Rand Paul's role in the 2016 Republican primary is to peel off prospective young voters and disenfranchised liberals. So today's spate of stories about how Rand Paul is being left out in the cold by his billionaires, leaving him short on cash should be viewed for the cynical manipulations they are.
We begin with
In a presidential campaign defined by billionaire sugar daddy donors, Rand Paul has a problem: He doesn’t seem to have one.
While his rivals cultivate wealthy backers who will pump millions of dollars into their candidacies, Paul has struggled to find a similar lifeline. It’s led to considerable frustration in his campaign, which, amid rising concerns that it will not be able to compete financially, finds itself leaning heavily on the network of small donors who powered his father’s insurgent White House bids.
It hasn’t been for lack of trying. In recent months, Paul has sought to woo a string of powerful Republican megadonors — from Silicon Valley executives to a Kentucky coal mogul to the billionaire Koch brothers — who, it was believed, would be philosophically aligned with his free-market views. In each case, he met disappointment.
The author goes on to name Peter Thiel, Sean Parker and Larry Ellison as three billionaires Rand was counting on for financial help. Alas, Larry Ellison fell in love with Marco Rubio, Thiel is staying out of things for unknown reasons, and Parker is leaning toward Hillary Clinton.
I don't buy the schtick. Mainstream Republicans wouldn't let Rand Paul close to the nomination ever, because he doesn't support the war machine. Given that, they really just want to use him to peel off those younger voters and liberal libertarians. This is why they're tolerating his "the GOP sucks" nonsense and pretending it's perfectly all right for him to play Democrat running in the Republican primaries.
Moving on to CNN, whose headline is "Rand Paul: The GOP's Punching Bag." This story is also framed for its intended purpose -- to appeal to the less-mainstream types in the Republican party and independent category.
Rand Paul has a "kick me" sign on his back -- and he put it there himself.
The Kentucky senator and Republican presidential candidate is thrilling his libertarian-leaning base with a campaign against the NSA and stinging criticism of his party's history of Middle East meddling. But the moves are enraging other Republicans eyeing the White House with his opponents zeroing in on Paul's comments this week that "ISIS exists and grew stronger because of the hawks in our party."

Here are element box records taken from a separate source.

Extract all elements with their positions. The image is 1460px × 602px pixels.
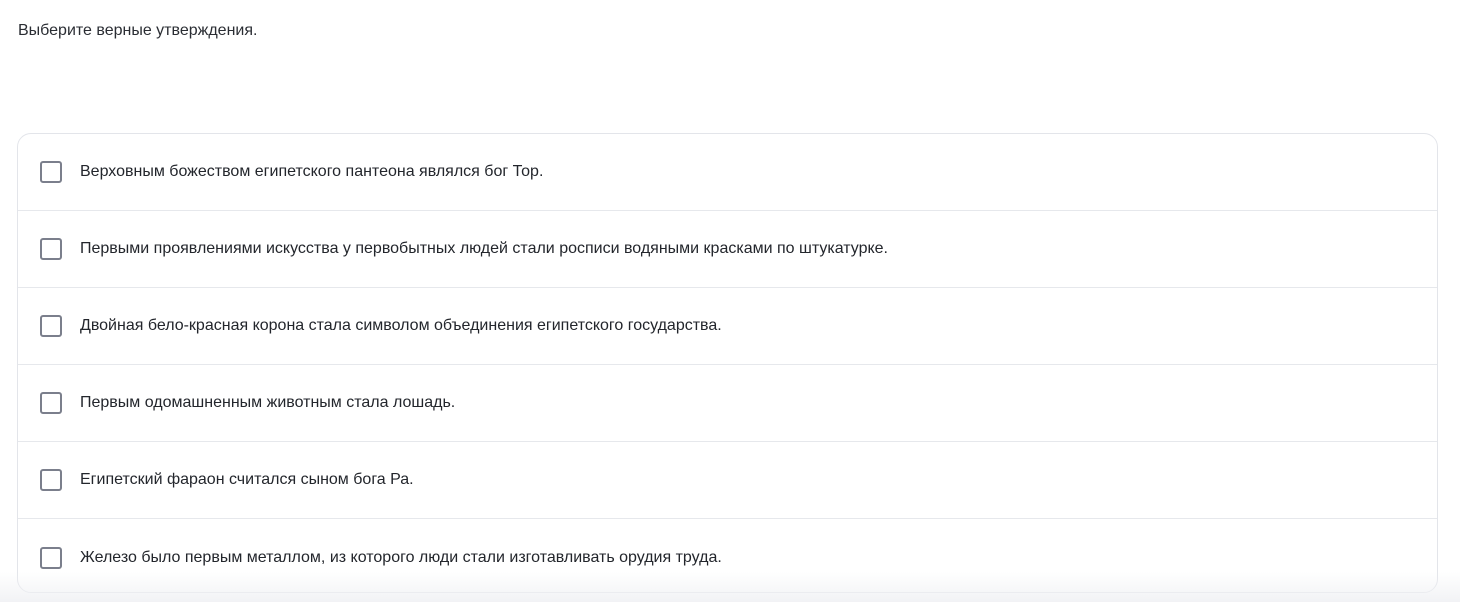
checkbox-icon[interactable] <box>40 161 62 183</box>
option-row-1[interactable]: Верховным божеством египетского пантеона… <box>18 134 1437 211</box>
option-label: Двойная бело-красная корона стала символ… <box>80 317 722 334</box>
option-label: Железо было первым металлом, из которого… <box>80 548 722 566</box>
answer-options-list: Верховным божеством египетского пантеона… <box>17 133 1438 593</box>
option-row-3[interactable]: Двойная бело-красная корона стала символ… <box>18 288 1437 365</box>
checkbox-icon[interactable] <box>40 392 62 414</box>
checkbox-icon[interactable] <box>40 238 62 260</box>
option-label: Египетский фараон считался сыном бога Ра… <box>80 471 414 488</box>
option-label: Первыми проявлениями искусства у первобы… <box>80 240 888 257</box>
option-row-2[interactable]: Первыми проявлениями искусства у первобы… <box>18 211 1437 288</box>
option-row-4[interactable]: Первым одомашненным животным стала лошад… <box>18 365 1437 442</box>
option-row-6[interactable]: Железо было первым металлом, из которого… <box>18 519 1437 592</box>
checkbox-icon[interactable] <box>40 315 62 337</box>
option-label: Верховным божеством египетского пантеона… <box>80 163 544 180</box>
option-label: Первым одомашненным животным стала лошад… <box>80 394 456 411</box>
checkbox-icon[interactable] <box>40 469 62 491</box>
option-row-5[interactable]: Египетский фараон считался сыном бога Ра… <box>18 442 1437 519</box>
question-instruction: Выберите верные утверждения. <box>18 22 258 39</box>
checkbox-icon[interactable] <box>40 546 62 569</box>
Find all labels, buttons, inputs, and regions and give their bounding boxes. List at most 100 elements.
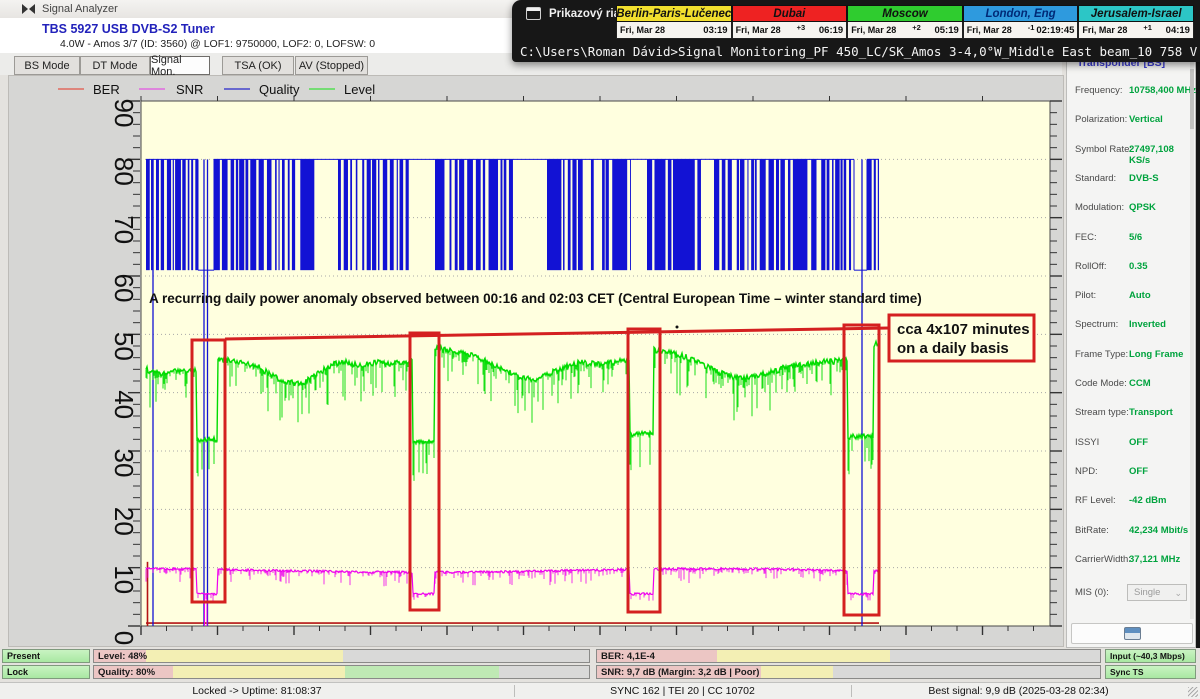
y-axis-label: 80	[109, 157, 139, 186]
world-clocks: Berlin-Paris-LučenecDubaiMoscowLondon, E…	[616, 5, 1194, 39]
field-label: RF Level:	[1075, 495, 1116, 506]
legend-label-ber: BER	[93, 82, 120, 97]
window-title: Signal Analyzer	[42, 3, 118, 15]
field-value: Vertical	[1129, 114, 1163, 125]
field-label: RollOff:	[1075, 261, 1107, 272]
transponder-field: CarrierWidth:37,121 MHz	[1067, 554, 1197, 568]
transponder-field: Modulation:QPSK	[1067, 202, 1197, 216]
field-value: CCM	[1129, 378, 1151, 389]
legend-label-level: Level	[344, 82, 375, 97]
transponder-field: Standard: DVB-S	[1067, 173, 1197, 187]
field-label: Code Mode:	[1075, 378, 1127, 389]
clock-city: Moscow	[847, 5, 963, 22]
transponder-field: Symbol Rate:27497,108 KS/s	[1067, 144, 1197, 158]
signal-chart-area: 0102030405060708090BERSNRQualityLevelcca…	[8, 75, 1064, 647]
transponder-field: FEC:5/6	[1067, 232, 1197, 246]
command-prompt-window[interactable]: Prikazový riadok Berlin-Paris-LučenecDub…	[512, 0, 1200, 62]
field-value: 27497,108 KS/s	[1129, 144, 1197, 166]
device-icon	[1124, 627, 1141, 640]
mis-label: MIS (0):	[1075, 587, 1109, 598]
transponder-field: Polarization:Vertical	[1067, 114, 1197, 128]
field-value: Inverted	[1129, 319, 1166, 330]
y-axis-label: 60	[109, 274, 139, 303]
legend-label-snr: SNR	[176, 82, 203, 97]
y-axis-label: 50	[109, 332, 139, 361]
transponder-field: Frequency: 10758,400 MHz	[1067, 85, 1197, 99]
quality-series	[146, 159, 879, 270]
background-window-edge	[1196, 0, 1200, 648]
status-sync: SYNC 162 | TEI 20 | CC 10702	[514, 684, 851, 698]
field-label: CarrierWidth:	[1075, 554, 1131, 565]
panel-scrollbar[interactable]	[1190, 59, 1194, 619]
indicator-lock: Lock	[2, 665, 90, 679]
anomaly-label-line2: on a daily basis	[897, 340, 1009, 357]
tuner-name: TBS 5927 USB DVB-S2 Tuner	[42, 22, 215, 36]
y-axis-label: 20	[109, 507, 139, 536]
field-label: Pilot:	[1075, 290, 1096, 301]
mis-row: MIS (0): Single ⌄	[1067, 587, 1197, 601]
transponder-field: RF Level: -42 dBm	[1067, 495, 1197, 509]
stray-dot	[676, 326, 679, 329]
mode-button-signal-mon-[interactable]: Signal Mon.	[150, 56, 210, 75]
meter-ber: BER: 4,1E-4	[596, 649, 1101, 663]
status-bar: Locked -> Uptime: 81:08:37 SYNC 162 | TE…	[0, 682, 1200, 699]
mode-button-av-stopped-[interactable]: AV (Stopped)	[295, 56, 368, 75]
meter-snr: SNR: 9,7 dB (Margin: 3,2 dB | Poor)	[596, 665, 1101, 679]
mode-button-dt-mode[interactable]: DT Mode	[80, 56, 150, 75]
field-value: Long Frame	[1129, 349, 1183, 360]
transponder-field: Code Mode:CCM	[1067, 378, 1197, 392]
field-value: QPSK	[1129, 202, 1156, 213]
clock-time: Fri, Mar 28-102:19:45	[963, 22, 1079, 39]
chart-annotation-text: A recurring daily power anomaly observed…	[149, 291, 922, 306]
field-value: 37,121 MHz	[1129, 554, 1180, 565]
chart-svg: 0102030405060708090BERSNRQualityLevelcca…	[9, 76, 1063, 646]
meter-quality: Quality: 80%	[93, 665, 590, 679]
panel-action-button[interactable]	[1071, 623, 1193, 644]
status-best-signal: Best signal: 9,9 dB (2025-03-28 02:34)	[851, 684, 1186, 698]
mis-value: Single	[1134, 587, 1160, 598]
y-axis-label: 10	[109, 565, 139, 594]
field-label: Frame Type:	[1075, 349, 1128, 360]
transponder-panel: Transponder [BS] Frequency:10758,400 MHz…	[1066, 50, 1196, 648]
field-value: -42 dBm	[1129, 495, 1166, 506]
clock-city: Berlin-Paris-Lučenec	[616, 5, 732, 22]
field-label: Symbol Rate:	[1075, 144, 1132, 155]
field-label: Frequency:	[1075, 85, 1123, 96]
clock-time: Fri, Mar 28+104:19	[1078, 22, 1194, 39]
field-value: DVB-S	[1129, 173, 1159, 184]
clock-time: Fri, Mar 28+306:19	[732, 22, 848, 39]
field-label: BitRate:	[1075, 525, 1109, 536]
transponder-field: BitRate: 42,234 Mbit/s	[1067, 525, 1197, 539]
clock-city: Jerusalem-Israel	[1078, 5, 1194, 22]
y-axis-label: 30	[109, 449, 139, 478]
y-axis-label: 90	[109, 99, 139, 128]
console-icon	[526, 7, 541, 20]
field-value: 10758,400 MHz	[1129, 85, 1196, 96]
field-label: Spectrum:	[1075, 319, 1118, 330]
clock-time: Fri, Mar 28+205:19	[847, 22, 963, 39]
y-axis-label: 0	[109, 631, 139, 645]
mis-dropdown[interactable]: Single ⌄	[1127, 584, 1187, 601]
clock-city: London, Eng	[963, 5, 1079, 22]
field-label: NPD:	[1075, 466, 1098, 477]
transponder-field: Frame Type:Long Frame	[1067, 349, 1197, 363]
field-label: Standard:	[1075, 173, 1116, 184]
resize-grip[interactable]	[1188, 687, 1198, 697]
field-value: 42,234 Mbit/s	[1129, 525, 1188, 536]
mode-button-tsa-ok-[interactable]: TSA (OK)	[222, 56, 294, 75]
mode-button-bs-mode[interactable]: BS Mode	[14, 56, 80, 75]
field-label: Stream type:	[1075, 407, 1129, 418]
transponder-field: Stream type:Transport	[1067, 407, 1197, 421]
legend-label-quality: Quality	[259, 82, 300, 97]
field-value: Transport	[1129, 407, 1173, 418]
transponder-field: ISSYIOFF	[1067, 437, 1197, 451]
field-label: FEC:	[1075, 232, 1097, 243]
tuner-settings: 4.0W - Amos 3/7 (ID: 3560) @ LOF1: 97500…	[60, 38, 375, 50]
indicator-input-mbps-: Input (~40,3 Mbps)	[1105, 649, 1196, 663]
field-value: OFF	[1129, 466, 1148, 477]
field-label: ISSYI	[1075, 437, 1099, 448]
clock-city: Dubai	[732, 5, 848, 22]
meter-level: Level: 48%	[93, 649, 590, 663]
indicator-sync-ts: Sync TS	[1105, 665, 1196, 679]
y-axis-label: 40	[109, 390, 139, 419]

Are we feeling sorry for that poor sad-sack politician yet? Piling on that way, shame on them.
And of course, the Patriot Act reauthorization plays into things here too.
The Paul-hating could come to a head this weekend when the Senate convenes for a rare Sunday session in a last-ditch attempt to prevent key NSA surveillance tactics from lapsing at midnight -- something both President Barack Obama and Republican leaders on Capitol Hill have sought to avoid.
Paul hasn't hesitated to deploy every procedural tool available to thwart Senate action, leaving him with no friends on the issue among GOP presidential contenders.
New Jersey Gov. Chris Christie is emerging as Paul's top antagonist on the NSA and said such a strategy could result in "dangerous and severe consequences."
On Twitter, the governor slammed "misguided ideologues who have no real world experience in fighting terrorism."
This is what happens when you're a hardcore Republican and you pretend you're not. Yes, the libertarian piece is real, and it's possible to applaud Rand Paul's stance on that without actually supporting a guy who has no problem with big government sticking their probes in women's vaginas.
Finally, we come to Fox News, who actually cut Paul out of their poll graphic even though he ranked higher than the bottom five shown.
Rand Paul may not have a billionaire, but I doubt he really wants one. They'll come through right after he does. Produce those crossover votes, and Rand will get more billionaire bucks than he knows what to do with.